You could prevent that by using a good heap/priority queue for the store 
instead of the list. That would make it slower in the good cases, but 
guarantee better worst-case behaviour.

Both specialised algorithms can produce incremental output and run in 
constant space if the preconditions are satisfied. Which is better depends 
on the nature of your data.

Cheers,
Daniel

[1] Generic sorting algorithms can at best produce incremental output after 
the entire input has been partially processed, since the minimum could 
occur at any position. Thus they necessarily use at least O(n) space. 
[ignoring obscenities like

sort [] = []
sort xs = let (x,ct) = findMinCount xs
          in replicate ct x ++ sort' x (recalculate xs)

findMinCount (x:xs) = go 1 x xs
  where
    go k x [] = (x,k)
    go k x (y:ys)
      | y < x = go 1 y ys
      | y == x = go (k+1) x ys
      | otherwise = go k x ys

sort' x xs =
  case dropWhile (<= x) xs of
    [] -> []
    (y:ys) -> let (z,ct) = findMinCount1 x 1 y ys
              in replicate ct z ++ sort' z (recalculate xs)

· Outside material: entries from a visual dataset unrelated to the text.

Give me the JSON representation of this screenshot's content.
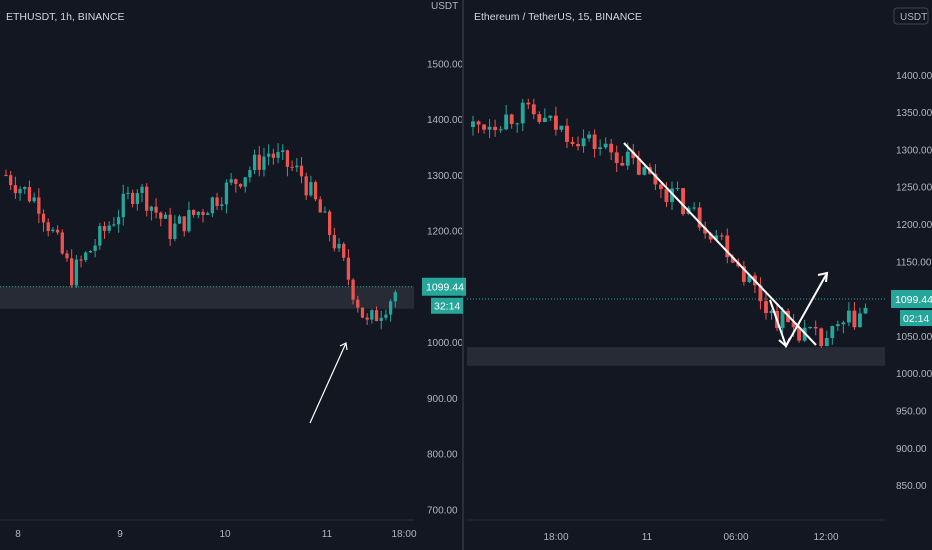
{
  "colors": {
    "background": "#131722",
    "up": "#26a69a",
    "down": "#ef5350",
    "axis_text": "#b2b5be",
    "grid_line": "#2a2e39",
    "zone": "#2a2e39",
    "price_badge": "#26a69a",
    "drawing": "#ffffff"
  },
  "chart_data": [
    {
      "type": "candlestick",
      "title": "ETHUSDT, 1h, BINANCE",
      "ylabel": "USDT",
      "ylim": [
        690,
        1560
      ],
      "y_ticks": [
        "1500.00",
        "1400.00",
        "1300.00",
        "1200.00",
        "1100.00",
        "1000.00",
        "900.00",
        "800.00",
        "700.00"
      ],
      "x_ticks": [
        "8",
        "9",
        "10",
        "11",
        "18:00"
      ],
      "last_price": "1099.44",
      "countdown": "32:14",
      "series": [
        {
          "date": "8",
          "open": 1300,
          "close": 1250
        },
        {
          "date": "8",
          "open": 1250,
          "close": 1120
        },
        {
          "date": "8",
          "open": 1120,
          "close": 1200
        },
        {
          "date": "9",
          "open": 1200,
          "close": 1280
        },
        {
          "date": "9",
          "open": 1280,
          "close": 1200
        },
        {
          "date": "9",
          "open": 1200,
          "close": 1240
        },
        {
          "date": "10",
          "open": 1240,
          "close": 1290
        },
        {
          "date": "10",
          "open": 1290,
          "close": 1340
        },
        {
          "date": "10",
          "open": 1340,
          "close": 1300
        },
        {
          "date": "11",
          "open": 1300,
          "close": 1180
        },
        {
          "date": "11",
          "open": 1180,
          "close": 1030
        },
        {
          "date": "11",
          "open": 1030,
          "close": 1100
        }
      ],
      "support_zone": [
        1060,
        1100
      ],
      "annotation": "arrow pointing up toward support zone"
    },
    {
      "type": "candlestick",
      "title": "Ethereum / TetherUS, 15, BINANCE",
      "ylabel": "USDT",
      "ylim": [
        810,
        1460
      ],
      "y_ticks": [
        "1400.00",
        "1350.00",
        "1300.00",
        "1250.00",
        "1200.00",
        "1150.00",
        "1050.00",
        "1000.00",
        "950.00",
        "900.00",
        "850.00"
      ],
      "x_ticks": [
        "18:00",
        "11",
        "06:00",
        "12:00"
      ],
      "last_price": "1099.44",
      "countdown": "02:14",
      "series": [
        {
          "date": "10",
          "open": 1330,
          "close": 1350
        },
        {
          "date": "10",
          "open": 1350,
          "close": 1320
        },
        {
          "date": "10",
          "open": 1320,
          "close": 1290
        },
        {
          "date": "11",
          "open": 1290,
          "close": 1240
        },
        {
          "date": "11",
          "open": 1240,
          "close": 1180
        },
        {
          "date": "11",
          "open": 1180,
          "close": 1080
        },
        {
          "date": "11",
          "open": 1080,
          "close": 1040
        },
        {
          "date": "11",
          "open": 1040,
          "close": 1090
        }
      ],
      "support_zone": [
        1010,
        1035
      ],
      "annotation": "descending trendline with projected move down then up"
    }
  ]
}
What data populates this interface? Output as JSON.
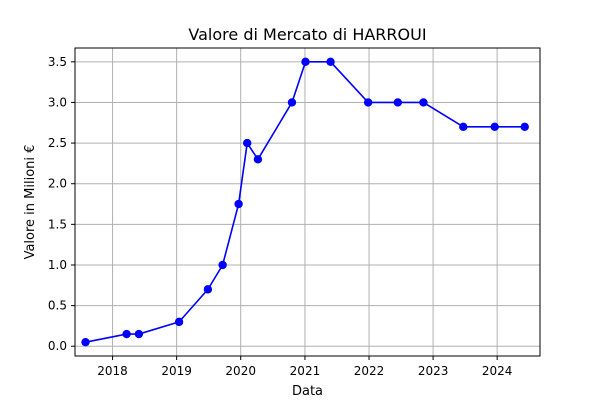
{
  "chart_data": {
    "type": "line",
    "title": "Valore di Mercato di HARROUI",
    "xlabel": "Data",
    "ylabel": "Valore in Milioni €",
    "x_ticks": [
      "2018",
      "2019",
      "2020",
      "2021",
      "2022",
      "2023",
      "2024"
    ],
    "y_ticks": [
      "0.0",
      "0.5",
      "1.0",
      "1.5",
      "2.0",
      "2.5",
      "3.0",
      "3.5"
    ],
    "xlim": [
      "2017-06-01",
      "2024-09-01"
    ],
    "ylim": [
      -0.12,
      3.67
    ],
    "grid": true,
    "series": [
      {
        "color": "#0000ff",
        "marker": "circle",
        "x": [
          "2017-07-31",
          "2018-03-22",
          "2018-05-31",
          "2019-01-15",
          "2019-06-28",
          "2019-09-20",
          "2019-12-20",
          "2020-02-07",
          "2020-04-08",
          "2020-10-19",
          "2021-01-04",
          "2021-05-27",
          "2021-12-27",
          "2022-06-14",
          "2022-11-07",
          "2023-06-22",
          "2023-12-18",
          "2024-06-06"
        ],
        "y": [
          0.05,
          0.15,
          0.15,
          0.3,
          0.7,
          1.0,
          1.75,
          2.5,
          2.3,
          3.0,
          3.5,
          3.5,
          3.0,
          3.0,
          3.0,
          2.7,
          2.7,
          2.7
        ]
      }
    ]
  }
}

findMinCount1 x k y [] = (y,k)
findMinCount1 x k y (z:zs)
  | z <= x = findMinCount1 x k y zs
  | z < y  = findMinCount1 x 1 z zs
  | z == y = findMinCount1 x (k+1) y zs
  | otherwise = findMinCount1 x k y zs

which relies on (==) identifying only truly indistinguishable values and a 
hypothetical 'recalculate' which recalculates the list lazily in O(1) 
space. But it was fun to come up with.]